TRYING TO KEEP IT IN PERSPECTIVE

Over the last year I've had to re-learn one lesson over and over and over. That lesson is what we see on television and hear on the radio news does not tell the whole story.

The media report that which they deem as newsworthy...and they frequently do so out of context.

Look at it this way...consider the story is in "the touch". The media focus on that touch, without putting it into its appropriate context. In so doing the impression it leaves is that there is nothing but the touch. Certainly there is much more going on on the Sistene Chapel's ceiling than that.

Watch the news today and one is likely to feel as if all of Iraq is in a state of total chaos. So for me it was a wonderful perspective adjustment to read John Galt's view of what is going on in Iraq. He is actually there...and he puts it into much better perspective.
One popular journalistic theme is that the Iraqi security forces are failing.
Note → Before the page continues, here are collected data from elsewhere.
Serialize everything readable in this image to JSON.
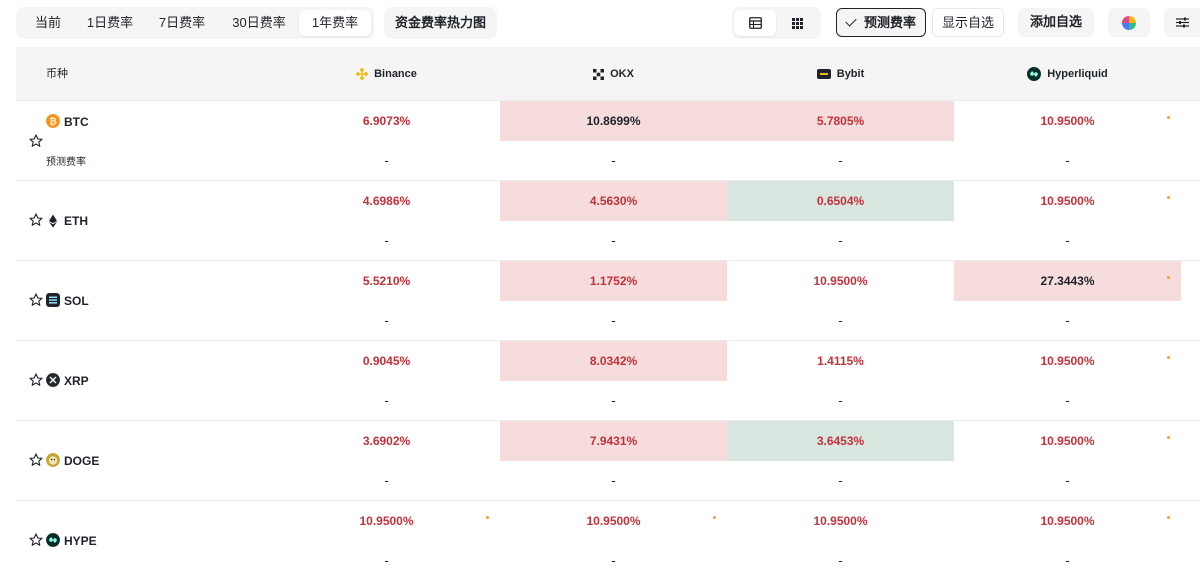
{
  "toolbar": {
    "periods": [
      "当前",
      "1日费率",
      "7日费率",
      "30日费率",
      "1年费率"
    ],
    "active_period": "1年费率",
    "heatmap_label": "资金费率热力图",
    "view_table_icon": "table-icon",
    "view_grid_icon": "grid-icon",
    "predict_label": "预测费率",
    "show_favorites_label": "显示自选",
    "add_favorites_label": "添加自选",
    "color_icon": "color-wheel-icon",
    "settings_icon": "sliders-icon"
  },
  "table": {
    "coin_header": "币种",
    "exchanges": [
      {
        "name": "Binance",
        "icon": "binance-logo-icon"
      },
      {
        "name": "OKX",
        "icon": "okx-logo-icon"
      },
      {
        "name": "Bybit",
        "icon": "bybit-logo-icon"
      },
      {
        "name": "Hyperliquid",
        "icon": "hyperliquid-logo-icon"
      }
    ],
    "predicted_label": "预测费率",
    "rows": [
      {
        "symbol": "BTC",
        "icon": "btc-coin-icon",
        "rates": [
          "6.9073%",
          "10.8699%",
          "5.7805%",
          "10.9500%"
        ],
        "predicted": [
          "-",
          "-",
          "-",
          "-"
        ]
      },
      {
        "symbol": "ETH",
        "icon": "eth-coin-icon",
        "rates": [
          "4.6986%",
          "4.5630%",
          "0.6504%",
          "10.9500%"
        ],
        "predicted": [
          "-",
          "-",
          "-",
          "-"
        ]
      },
      {
        "symbol": "SOL",
        "icon": "sol-coin-icon",
        "rates": [
          "5.5210%",
          "1.1752%",
          "10.9500%",
          "27.3443%"
        ],
        "predicted": [
          "-",
          "-",
          "-",
          "-"
        ]
      },
      {
        "symbol": "XRP",
        "icon": "xrp-coin-icon",
        "rates": [
          "0.9045%",
          "8.0342%",
          "1.4115%",
          "10.9500%"
        ],
        "predicted": [
          "-",
          "-",
          "-",
          "-"
        ]
      },
      {
        "symbol": "DOGE",
        "icon": "doge-coin-icon",
        "rates": [
          "3.6902%",
          "7.9431%",
          "3.6453%",
          "10.9500%"
        ],
        "predicted": [
          "-",
          "-",
          "-",
          "-"
        ]
      },
      {
        "symbol": "HYPE",
        "icon": "hype-coin-icon",
        "rates": [
          "10.9500%",
          "10.9500%",
          "10.9500%",
          "10.9500%"
        ],
        "predicted": [
          "-",
          "-",
          "-",
          "-"
        ]
      }
    ]
  },
  "colors": {
    "positive_rate": "#c2323a",
    "highlight_red": "#f7dcdd",
    "highlight_green": "#d9e6df",
    "cap_dot": "#f0a32c"
  }
}
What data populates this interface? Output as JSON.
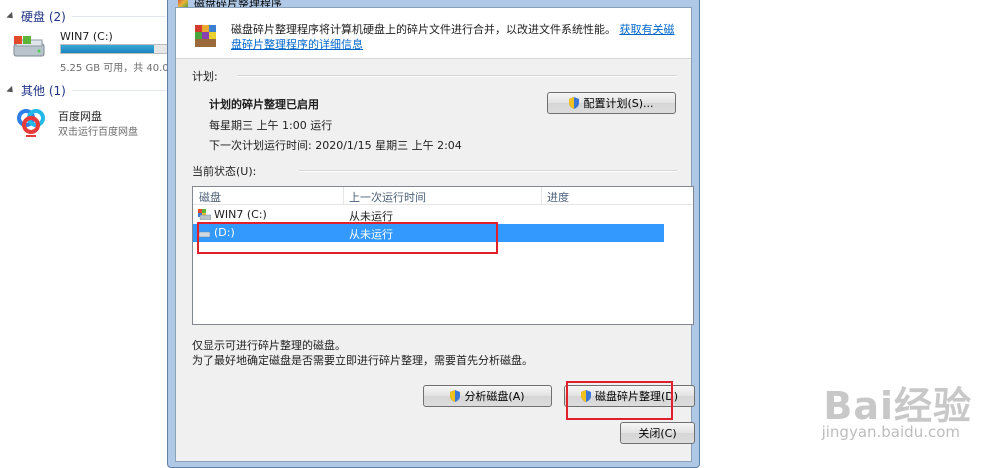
{
  "explorer": {
    "groups": [
      {
        "label": "硬盘 (2)"
      },
      {
        "label": "其他 (1)"
      }
    ],
    "drive_c": {
      "name": "WIN7 (C:)",
      "usage_text": "5.25 GB 可用，共 40.0",
      "used_fraction": 0.87
    },
    "baidu": {
      "name": "百度网盘",
      "subtitle": "双击运行百度网盘"
    }
  },
  "dialog": {
    "title": "磁盘碎片整理程序",
    "description": "磁盘碎片整理程序将计算机硬盘上的碎片文件进行合并，以改进文件系统性能。",
    "help_link": "获取有关磁盘碎片整理程序的详细信息",
    "schedule_section": "计划:",
    "schedule_status": "计划的碎片整理已启用",
    "schedule_time": "每星期三 上午 1:00 运行",
    "next_run": "下一次计划运行时间: 2020/1/15 星期三 上午 2:04",
    "configure_button": "配置计划(S)...",
    "current_status_section": "当前状态(U):",
    "columns": [
      "磁盘",
      "上一次运行时间",
      "进度"
    ],
    "disks": [
      {
        "name": "WIN7 (C:)",
        "last_run": "从未运行",
        "progress": "",
        "selected": false
      },
      {
        "name": "(D:)",
        "last_run": "从未运行",
        "progress": "",
        "selected": true
      }
    ],
    "note_line1": "仅显示可进行碎片整理的磁盘。",
    "note_line2": "为了最好地确定磁盘是否需要立即进行碎片整理，需要首先分析磁盘。",
    "analyze_button": "分析磁盘(A)",
    "defrag_button": "磁盘碎片整理(D)",
    "close_button": "关闭(C)"
  },
  "watermark": {
    "brand": "Bai经验",
    "url": "jingyan.baidu.com"
  },
  "colors": {
    "selection": "#3399ff",
    "highlight_box": "#e0212c",
    "link": "#0066cc"
  }
}
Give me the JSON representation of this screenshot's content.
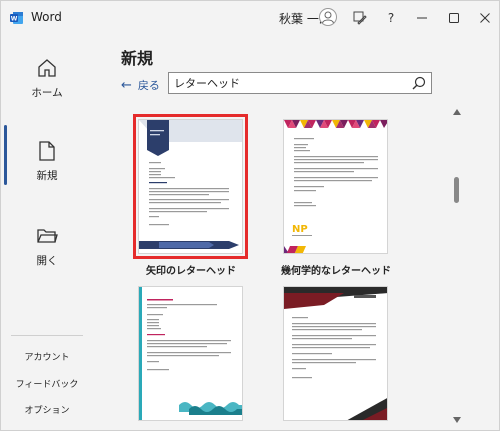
{
  "titlebar": {
    "app_title": "Word",
    "user_name": "秋葉 一郎",
    "help_label": "?",
    "icons": [
      "word-logo-icon",
      "avatar-icon",
      "pen-icon",
      "help-icon",
      "minimize-icon",
      "maximize-icon",
      "close-icon"
    ]
  },
  "sidebar": {
    "items": [
      {
        "label": "ホーム",
        "icon": "home-icon"
      },
      {
        "label": "新規",
        "icon": "new-document-icon"
      },
      {
        "label": "開く",
        "icon": "folder-icon"
      }
    ],
    "bottom_items": [
      {
        "label": "アカウント"
      },
      {
        "label": "フィードバック"
      },
      {
        "label": "オプション"
      }
    ]
  },
  "main": {
    "title": "新規",
    "back_label": "戻る",
    "search": {
      "value": "レターヘッド",
      "placeholder": ""
    },
    "templates": [
      {
        "label": "矢印のレターヘッド",
        "selected": true
      },
      {
        "label": "幾何学的なレターヘッド",
        "selected": false
      },
      {
        "label": "",
        "selected": false
      },
      {
        "label": "",
        "selected": false
      }
    ],
    "np_logo_text": "NP"
  },
  "colors": {
    "accent": "#2b579a",
    "selection": "#e52b2b",
    "arrow_navy": "#2c3e6b",
    "geo_magenta": "#c0245e",
    "geo_yellow": "#f2b705",
    "teal": "#2aa9b8",
    "dark_red": "#7a1c24"
  }
}
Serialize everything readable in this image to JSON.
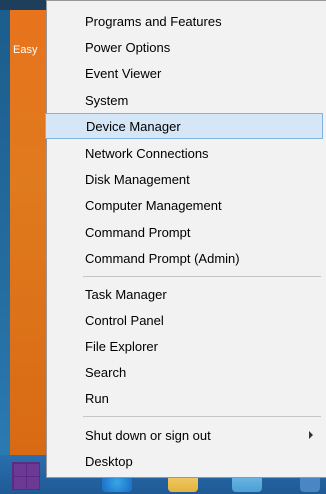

They are fighting and dying beside Coalition forces. Have some of the Iraqi forces broken and ran? Yes. When mobs attack in overwhelming numbers a police outpost, the Iraqi police ran. So would have I. You too. But the Iraqi police returned.

My analysis.

Power Grab. Everyone expected a challenge to the legitimate transfer of authority to the Iraqi government and to the sovereignty of the Iraqi government and its procedures for democratic elections. Al-Sadr is a power grab, plain and simple. He makes his move at a key religious time.

Slow Motion Tet Offensive. Combat has moved from terrorism to an insurgency. The terrorists have changed tactics from attacking soft, civilian targets to hitting the Coalition military. Most Iraqis and Coalition states do not doubt the outcome of the battle.

But the terrorists are buoyed by the successful retrenchment of the Spanish government as a reaction to a single attack in Spain. Terrorist are attacking in force the Ukrainian, Spanish and Polish forces in the Coalition. Like the Tet offensive, al-Sadr does not expect to have a military win but to permanently damage the will of the Iraqis and the Coalition.

Al-Sadr has miscalculated. The Coalition is attacking, not defending. We are killing the terrorists while avoiding collateral damage or indiscriminate attacks.
Be sure you go read his entire piece. You will feel better.